Okay, isn't the phrase "I'm disappointed in you" much much worse than any kind of punishment???
It is for me and last night I was on the receiving end of those words. Yesterday I had chores to do, not many and not difficult ones, but I didn't do them. Brandon has told me that the punishment for not doing chores is taking my laptop with him to work during the day so that I have no distractions and no reason not to do my chores. He also stipulated (for my sake I think) that I would have a "3 strikes your out" rule. This means that if I don't do them one day, he gives me another chance, and then another before actually punishing me. Yesterday I was in a rebellious headspace. I simply didn't want to do what he said and knew that if I didn't I'd still get 2 more chances, so I didn't. This is why I got the sad/stern look and the words, "I'm disappointed in you." I also got more chores added on...
I don't think I thought this through clearly.
So today I have to clean the bedroom and kitchen, vacuum the living room, scrub the toilet, and finishing putting away the laundry. Written down this doesn't seem like much, but I'm still so tired and the prospect of doing all this cleaning has me wishing I'd just done it yesterday despite my attitude. I must remember this in the future.
In other news:
Baby boy went to bed last night at 11pm, and didn't wake up at his usual 5:30/6am time for food. He slept until 8:30am! Needless to say that when I woke up I freaked out and ran to his crib to make sure he was alive. (God I'm dramatic) Well, of course he was fine, and just waking up. I'm impressed that he slept that long, and would love for him to do that every night, but I'm sure it was some random fluke. Now, at 9:50am he is falling back asleep! I think I shall go take a shower while he sleeps and try to get some chores done too (since I have a double load today).
5 comments:
OMG! A three strike rule?! Aren't you lucky?!
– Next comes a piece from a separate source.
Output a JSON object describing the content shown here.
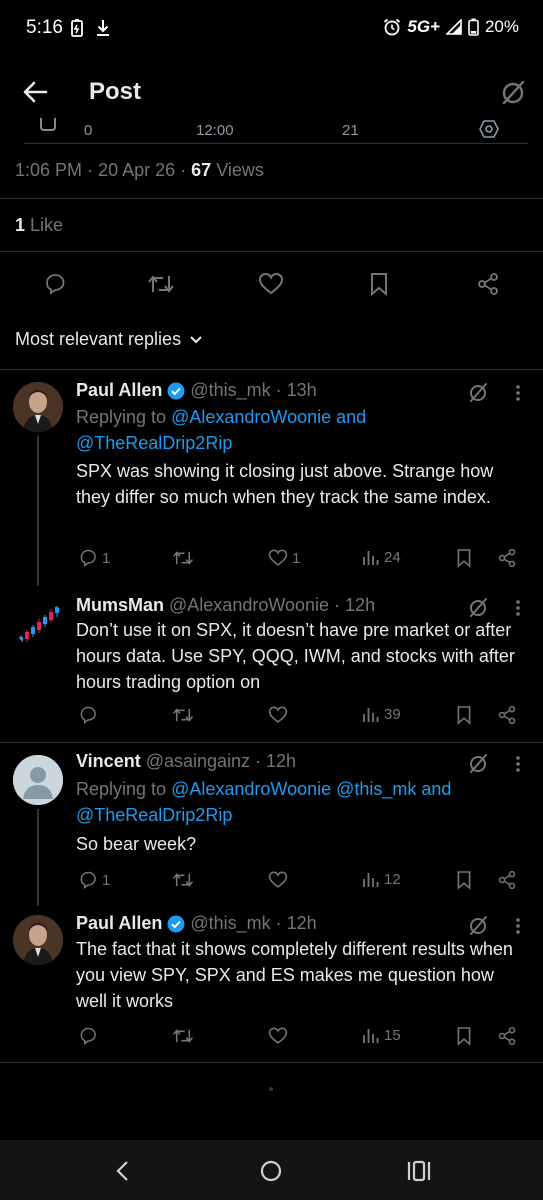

Hopefully the words, "I'm disappointed in you" will prevent you from too easily trampling upon such generous grace.
Lol, yes very lucky. Although last night, after he found out my reasoning, he stated that perhaps he should be more strict so we'll see if the 3 strike rule stays around much longer.
I believe the 3 strike rule was put in effect because Brandon wanted there to be some flexibility for me in case there was a day when I just really couldn't do it all. So far, that day hasn't come.
Seriously, after you put it like that, "easily trampling upon such generous grace", I feel even worse! You are right, BabyMan. I think I owe an even bigger apology to Brandon now than the one I gave last night.
Asha used to be lenient like that with me... now I have a 5 stroke rule. Every time I forget something or whatever, I get 5 strokes of the cane. LOL
Of course, if there is a day I'm really not feeling well, he'll let most things slide like heavy chores and stuff, but I'm still expected to keep the house tidy and dishes done... and to do all the other little tidbits I'm required to do.
Oh and don't feel bad about panicking about your son sleeping in. The first time Tornado slept in like that I did the same thing. I was nearly in tears by the time I reached her crib thinking something had happened to her. I think it's a normal reaction for any first time mom... especially when those protective hormones are still quite strong in the first couple of years (yes, there are actually hormones that cause this erratic overprotective behavior).
*hugs*
turiya
Well, apparently Brandon did decide he was being too lenient because I didn't vacuum today like I was supposed to (not out of rebelliousness) and because he had asked me two days in a row and it still wasn't done he decided I needed the belt to teach me a lesson. He might take my laptop with him tomorrow too, he hasn't decided yet. I hope not.
I think when he was spanking me with the belt, it wasn't the belt so much as his words that hurt. Normally he asks "are you ready?" and he did today too, but immediately after he also said "well, I don't care if you are or not" and then just started in. It wasn't the fact that he started even though I said I wasn't ready (he does that anyway everytime) but what he said that got to me. He's never said that before and all of a sudden I was hit with how frustrated he was with me and it hurt.
Tomorrow the vacuuming will be done for sure.
*hugs* I know the feeling. I was punished pretty harshly today over something, so I'm in pretty much the same boat. Sometimes it's hard to judge how our behavior will effect them, though. Sometimes it takes a punishment like this to wake us up to it.